For optical systems in the smallest of spaces, particularly precise assembly is a prerequisite. We work on optoelectronic components' passive and active alignment and understand their electrical and mechanical contacting (die bonding). We also work on solutions for self-aligned assembly, for example by intelligent processes that do not require any further positioning driven by electrostatic forces or surface tension. We use flip-chip assembly for contacting unhoused semiconductor chips or for upright assembly of miniaturized optical components to increase the integration density in assemblies.
The fundamental spectral properties of optical coatings must be measured much more precisely and extensively for future requirements than is possible with current instruments on the market. The established spectrophotometers, for example, are designed for other industries and no longer meet the constantly increasing demands of smart applications. For this reason, we at LZH are working together with companies on new, customized measurement systems for optical coatings.

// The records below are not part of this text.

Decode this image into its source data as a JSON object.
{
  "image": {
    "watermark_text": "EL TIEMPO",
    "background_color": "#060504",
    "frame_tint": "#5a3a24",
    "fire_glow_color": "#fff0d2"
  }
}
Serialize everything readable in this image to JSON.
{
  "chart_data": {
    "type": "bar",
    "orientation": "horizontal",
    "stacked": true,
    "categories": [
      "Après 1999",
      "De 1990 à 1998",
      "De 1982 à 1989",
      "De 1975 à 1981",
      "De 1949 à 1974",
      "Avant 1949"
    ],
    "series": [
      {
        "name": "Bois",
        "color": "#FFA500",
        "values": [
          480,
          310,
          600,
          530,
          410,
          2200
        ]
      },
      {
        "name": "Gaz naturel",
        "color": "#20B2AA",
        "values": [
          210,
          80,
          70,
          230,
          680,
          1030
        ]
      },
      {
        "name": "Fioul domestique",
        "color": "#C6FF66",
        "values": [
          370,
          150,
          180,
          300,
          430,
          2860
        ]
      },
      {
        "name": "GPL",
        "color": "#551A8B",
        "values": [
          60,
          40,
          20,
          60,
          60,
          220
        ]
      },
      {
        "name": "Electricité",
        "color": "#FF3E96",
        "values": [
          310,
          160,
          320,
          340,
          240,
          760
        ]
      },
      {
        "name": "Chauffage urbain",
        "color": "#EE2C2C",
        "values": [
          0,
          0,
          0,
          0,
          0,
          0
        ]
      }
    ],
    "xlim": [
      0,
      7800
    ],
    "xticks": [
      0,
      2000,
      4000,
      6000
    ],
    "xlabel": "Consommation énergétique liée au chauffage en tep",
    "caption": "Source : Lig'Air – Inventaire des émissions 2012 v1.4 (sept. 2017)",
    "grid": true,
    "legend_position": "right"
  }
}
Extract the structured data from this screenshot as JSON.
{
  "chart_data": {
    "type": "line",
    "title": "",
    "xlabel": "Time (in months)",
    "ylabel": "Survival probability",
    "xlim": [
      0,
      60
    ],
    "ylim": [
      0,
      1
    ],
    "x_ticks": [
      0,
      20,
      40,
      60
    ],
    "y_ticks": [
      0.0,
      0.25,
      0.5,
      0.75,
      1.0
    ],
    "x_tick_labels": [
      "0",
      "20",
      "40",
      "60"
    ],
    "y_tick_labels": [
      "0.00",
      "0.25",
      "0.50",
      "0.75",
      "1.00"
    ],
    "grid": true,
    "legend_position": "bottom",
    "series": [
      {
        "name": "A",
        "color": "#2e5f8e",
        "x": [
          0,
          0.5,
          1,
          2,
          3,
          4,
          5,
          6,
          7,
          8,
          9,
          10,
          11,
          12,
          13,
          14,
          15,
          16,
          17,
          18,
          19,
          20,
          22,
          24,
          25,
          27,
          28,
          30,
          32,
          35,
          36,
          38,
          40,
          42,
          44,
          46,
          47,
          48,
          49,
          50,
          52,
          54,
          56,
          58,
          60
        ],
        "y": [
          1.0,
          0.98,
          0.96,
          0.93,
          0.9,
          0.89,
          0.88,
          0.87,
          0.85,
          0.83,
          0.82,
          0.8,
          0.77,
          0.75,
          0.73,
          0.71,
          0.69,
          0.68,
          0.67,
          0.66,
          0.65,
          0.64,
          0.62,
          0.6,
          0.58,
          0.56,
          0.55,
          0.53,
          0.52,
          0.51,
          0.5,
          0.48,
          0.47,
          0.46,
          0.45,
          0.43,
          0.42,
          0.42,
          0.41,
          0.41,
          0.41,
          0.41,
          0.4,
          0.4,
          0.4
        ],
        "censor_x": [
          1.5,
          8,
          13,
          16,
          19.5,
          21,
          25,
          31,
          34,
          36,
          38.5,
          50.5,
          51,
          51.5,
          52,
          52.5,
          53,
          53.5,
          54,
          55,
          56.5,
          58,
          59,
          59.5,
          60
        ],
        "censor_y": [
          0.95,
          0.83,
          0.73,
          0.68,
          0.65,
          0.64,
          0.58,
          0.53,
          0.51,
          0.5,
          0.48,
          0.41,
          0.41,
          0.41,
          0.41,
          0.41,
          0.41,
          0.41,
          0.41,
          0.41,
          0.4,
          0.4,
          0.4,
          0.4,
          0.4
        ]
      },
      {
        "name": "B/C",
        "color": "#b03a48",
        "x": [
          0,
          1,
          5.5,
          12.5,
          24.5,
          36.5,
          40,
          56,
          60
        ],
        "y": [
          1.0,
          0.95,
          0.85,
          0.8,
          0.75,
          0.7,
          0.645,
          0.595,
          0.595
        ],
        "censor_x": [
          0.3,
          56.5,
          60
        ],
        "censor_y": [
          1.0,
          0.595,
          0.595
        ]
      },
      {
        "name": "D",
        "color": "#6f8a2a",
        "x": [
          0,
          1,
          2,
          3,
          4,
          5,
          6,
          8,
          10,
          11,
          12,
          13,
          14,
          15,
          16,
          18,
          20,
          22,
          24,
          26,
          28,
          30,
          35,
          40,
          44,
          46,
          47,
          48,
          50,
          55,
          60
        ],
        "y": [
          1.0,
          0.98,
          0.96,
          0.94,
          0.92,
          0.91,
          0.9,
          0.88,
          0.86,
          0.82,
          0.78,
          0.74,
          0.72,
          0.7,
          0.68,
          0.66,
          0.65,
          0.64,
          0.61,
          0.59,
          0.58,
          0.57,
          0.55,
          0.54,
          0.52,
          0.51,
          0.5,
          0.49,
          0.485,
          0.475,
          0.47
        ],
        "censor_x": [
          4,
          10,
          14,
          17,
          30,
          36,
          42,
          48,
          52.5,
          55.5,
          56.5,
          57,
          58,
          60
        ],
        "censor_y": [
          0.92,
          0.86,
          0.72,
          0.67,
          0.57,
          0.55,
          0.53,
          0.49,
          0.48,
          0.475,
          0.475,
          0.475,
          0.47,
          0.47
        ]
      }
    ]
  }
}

As the demands on optical components increase, we design and build measurement devices that keep pace with this development. Among other things, we work on:
- Spectrophotometers (VUV-VIS-IR) for the determination of spectral transfer functions
- Broadband monitor systems for layer thickness determination and process optimization of optical coatings
- Laser calorimetry (VUV-IR) for high-precision absorption measurement
- LIDT measuring stations for determining the laser damage threshold of optics
- Scattered light measuring stations for mapping scattering sources, e.g. particles and surface roughnesses
To characterize optical components, we use a wide range of measurement methods and develop them further. We also collaborate in the development of standards and ISO norms. Our current spectrum:
- Laser-induced damage thresholds (LIDT)
- Laser Calorimetric Absorption (LCA)
- Cavity Ring Down (CRD)
- Spectrophotometry (UV - IR)
- Scattered light measurements
- Durability and environmental tests
During an ongoing coating process, in-process analysis allows it to be controlled at an early stage or, even better, to intervene in a regulating manner. Therefore, we develop intelligent analysis methods that monitor various aspects of the coating process in real-time:
- Particle monitoring for the detection of particles and impurities on optics
- Plasma monitoring to measure properties, e.g. energy or composition of plasmas in coating and etching processes
- Spectral analysis to determine coating thickness or composition
- Layer stress analysis for monitoring the deformation of optics by the coating material
To reduce the effects of contamination or other damage in optical coatings, we work to minimize the particle load of optics before and during the coating process using laser and ion-assisted processes. In doing so, we focus on detecting and removing particles in time. Since particles can be the starting point for damage to optics during operation, our coatings are significantly more resistant due to these optimizations.
Coating processes are generally time-consuming, machine-intensive, and therefore expensive. Even small errors in the process can have a fatal effect on the properties of the coating. Our high-resolution broadband monitoring system (BBM) detects such errors and, with the help of smart software control, automatically adjusts further process steps to the target design. This technology enables significantly better and more reproducible manufacturing of optical coatings. Currently, we further develop the system to also capture special phase information of the mirror coating live by spectral phase control. This is essential, for example, for the production of chirped mirrors for the development of novel femtosecond lasers.